Are there industry options or methods of wiring to allow for a UPS room separate from the actual rooms the racks are stored in?
It's almost tradition to have a rack with UPS's in the bottom and then the rest of the space filled with servers or drive arrays.
We wouldn't ever think of putting a tiny backup generator in the bottom of every rack, so why do we put a battery storage system there? Also, with the advances in battery chemistry technology that improve reliability and density, it's only a matter of time until Lithium chemistry batteries are available and that also increases the risk of fire.
Is there any reason not to move backup power to another room, or even to a separate structure like how they put backup generators on a pad outside of the building?
For the extreme opposite of that, Google famously trolled everyone 10 years ago by announcing that every one of their servers had its own in-chassis 12V battery:
Power is generated hundreds of kilometres from where it is used, so having your UPS room a few dozen metres from your actual DC room isn't a big deal. I-squared-R losses aren't going to be that huge.
Europe uses 400Y/230 for nominal low-voltage distribution (see Table 1 in above), so stringing some 400V extra copper to the PDUs, which then have 230V at the plugs, isn't a big deal.
> "it's only a matter of time until Lithium chemistry batteries are available and that also increases the risk of fire."
Not all Li-ion chemistries are equal. In particular, the increasingly popular LiFePO4 (LFP) technology has much higher energy density, longer lifespan, improved environmental characteristics, and similar if not better safety characteristics compared to lead-acid.
(Besides sharing lead-acid's very low risk of fire, LiFePO4 also contains no corrosive acids which could damage and short equipment if a leak were to occur.)
The farther your UPS is away from the server the fewer causes of power loss you can prevent.
I've seen people use UPSes to allow them to rearrange wiring. I've seen them fail by relying on the UPSes as well, of course.
If you wire the entire room with 2-3 separate electrical systems all powered off of separate remote UPSes, you can do whatever you want, but it's harder to change your mind or build out incrementally if you do.
Battery rooms were traditionally separate, used lead acid batteries, were surrounded by thicker walls, and equipped with FM200, just like main datacenter floors. They were typically placed near the transfer and PDU switchgear. I wouldn't put anything more flammable than LiFePO4 in a battery room, much less anywhere near a server.

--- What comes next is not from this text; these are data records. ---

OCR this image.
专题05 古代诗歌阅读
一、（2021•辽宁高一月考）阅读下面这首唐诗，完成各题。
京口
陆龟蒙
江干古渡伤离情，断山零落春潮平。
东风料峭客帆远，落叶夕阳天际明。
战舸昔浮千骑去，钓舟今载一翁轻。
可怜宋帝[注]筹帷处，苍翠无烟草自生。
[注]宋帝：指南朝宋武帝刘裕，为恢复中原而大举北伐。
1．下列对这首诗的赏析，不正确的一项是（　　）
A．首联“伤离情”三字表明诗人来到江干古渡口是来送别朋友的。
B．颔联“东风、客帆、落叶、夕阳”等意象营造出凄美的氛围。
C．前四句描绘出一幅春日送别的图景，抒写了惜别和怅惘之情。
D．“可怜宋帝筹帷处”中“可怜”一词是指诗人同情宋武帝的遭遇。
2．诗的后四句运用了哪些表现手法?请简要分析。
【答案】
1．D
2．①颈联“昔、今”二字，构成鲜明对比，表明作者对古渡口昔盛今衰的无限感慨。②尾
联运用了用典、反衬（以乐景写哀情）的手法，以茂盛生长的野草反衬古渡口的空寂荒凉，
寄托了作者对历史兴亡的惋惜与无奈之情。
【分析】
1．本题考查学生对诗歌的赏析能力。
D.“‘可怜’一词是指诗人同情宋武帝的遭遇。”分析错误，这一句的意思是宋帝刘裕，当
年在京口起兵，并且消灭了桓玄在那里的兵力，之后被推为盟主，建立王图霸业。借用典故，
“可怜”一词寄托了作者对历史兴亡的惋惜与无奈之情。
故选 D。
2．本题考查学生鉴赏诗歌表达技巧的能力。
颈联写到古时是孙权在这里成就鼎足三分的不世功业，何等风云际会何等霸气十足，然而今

It's people who decide to throw away conventions, common sense, and building codes because "they know better" who get into trouble.
I suspect this datacenter company could be sued into oblivion.

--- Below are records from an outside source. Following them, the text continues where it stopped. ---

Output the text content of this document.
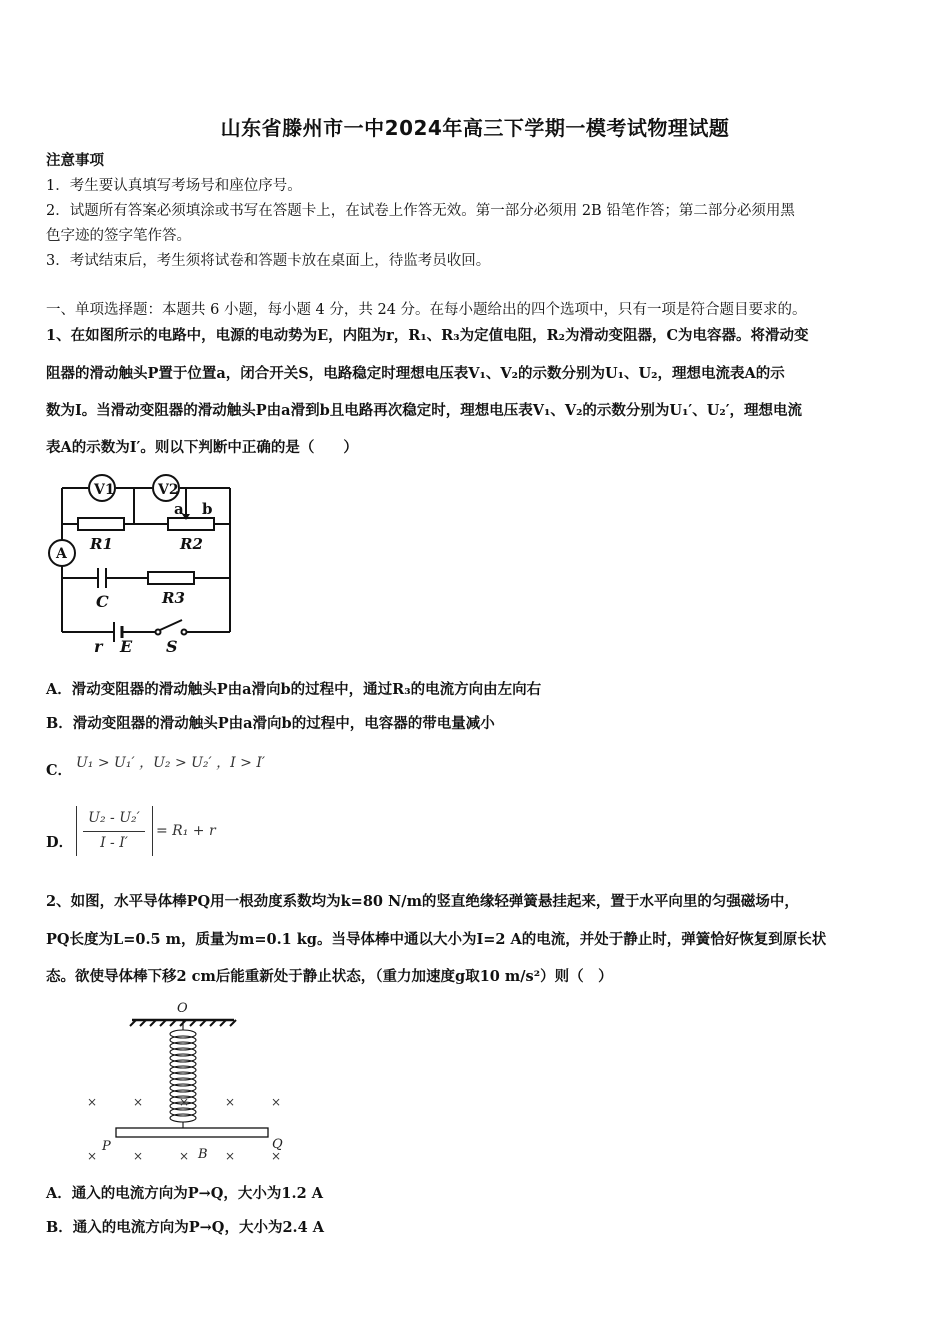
山东省滕州市一中2024年高三下学期一模考试物理试题
注意事项
1．考生要认真填写考场号和座位序号。
2．试题所有答案必须填涂或书写在答题卡上，在试卷上作答无效。第一部分必须用 2B 铅笔作答；第二部分必须用黑
色字迹的签字笔作答。
3．考试结束后，考生须将试卷和答题卡放在桌面上，待监考员收回。
一、单项选择题：本题共 6 小题，每小题 4 分，共 24 分。在每小题给出的四个选项中，只有一项是符合题目要求的。
1、在如图所示的电路中，电源的电动势为E，内阻为r，R₁、R₃为定值电阻，R₂为滑动变阻器，C为电容器。将滑动变
阻器的滑动触头P置于位置a，闭合开关S，电路稳定时理想电压表V₁、V₂的示数分别为U₁、U₂，理想电流表A的示
数为I。当滑动变阻器的滑动触头P由a滑到b且电路再次稳定时，理想电压表V₁、V₂的示数分别为U₁′、U₂′，理想电流
表A的示数为I′。则以下判断中正确的是（　　）
V1	V2
a b
R1	R2
A
C	R3
r E S
A．滑动变阻器的滑动触头P由a滑向b的过程中，通过R₃的电流方向由左向右
B．滑动变阻器的滑动触头P由a滑向b的过程中，电容器的带电量减小
C． U₁ > U₁′ ，U₂ > U₂′ ，I > I′
D．
U₂ - U₂′
I - I′
= R₁ + r
2、如图，水平导体棒PQ用一根劲度系数均为k=80 N/m的竖直绝缘轻弹簧悬挂起来，置于水平向里的匀强磁场中，
PQ长度为L=0.5 m，质量为m=0.1 kg。当导体棒中通以大小为I=2 A的电流，并处于静止时，弹簧恰好恢复到原长状
态。欲使导体棒下移2 cm后能重新处于静止状态，（重力加速度g取10 m/s²）则（　）
O
P	Q
B
×	×	×	×	×
×	×	×	×	×
A．通入的电流方向为P→Q，大小为1.2 A
B．通入的电流方向为P→Q，大小为2.4 A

I've been led around a DC in the Netherlands where they used a separate room for the UPS batteries. Not only because of safety but because the reliability of small rack-mount UPSes really sucks (and you have to match them to the power draw of the servers in the rack or pay for a lot of unused capacity)
All racks and servers were connected to dual power feeds, so even when one of the feeds goes down the servers should run fine.
in most datacenters, the UPS's are stored in the same collum like structure as their generators. A Datacenter is divided into vertical columns, with eacht collum being powered by redundant power feeds, generator(s) and UPS's.
If you're running an IT operation this big, you should have both fire detection units and oxygen replacing suppressants.
That should be mandatory. Otherwise, it'd be very hard to contain. Especially when all your servers have RAID controllers with Li-Ion batteries or supercapacitors or other extremely trigger-happy components.
Oh, and cooling systems. You're just kindling the fire with it at the beginning.
I’m pretty confident they have efficient fire suppression systems.
They are hosting at least 400,000 servers. They for sure have multiple servers taking fire every single day, and yet it’s the first time it ends up in a catastrophic fire.
The fire suppression system either catastrophically failed, or something out of design happened with one of their inverters, as suggested in the video.
I realize it's probably just paranoia on my part but I am terrified of UPSs and can't bring myself to have one in my house. Gigantic batteries lying around in a flammable environment seems way too scary. My always-on server is read-only about 99% of the time, so I just put up with the outages when they happen (about 2 a year). If for some reason my OS eventually gets hosed because of this, I'll rebuild it.
Maybe one day if have a basement and some kind of concrete compartment to put the battery in I'll feel a bit better about it... but even then, not much you can do about gas leakage if that's a possibility with more recent UPSs.
tl;dr UPS maintenance was performed by a vendor the day before the fire. Fire department used a thermal camera to isolate source of fire, it seemed to originate with 2 UPSes, one of which was the recently maintained UPS
Other random bits: SBG-2 was an older generation datacenter, had ventilation issues? They have 4 other datacenters who have a similar design. Others, including SBG-3, have newer designs.
They're building 2500 servers per week.
For the offline buildings that are not destroyed, they have to rebuild the electrical distribution and network. It was not clear if they are also moving servers physically.
Back when I worked in hosting we'd get an email from this particular DC's NOC about either "UPS Maintenance" or generator testing. Our hearts would sink because, during one particular eighteen month period, there was a 50/50 chance our suite would go dark afterwards.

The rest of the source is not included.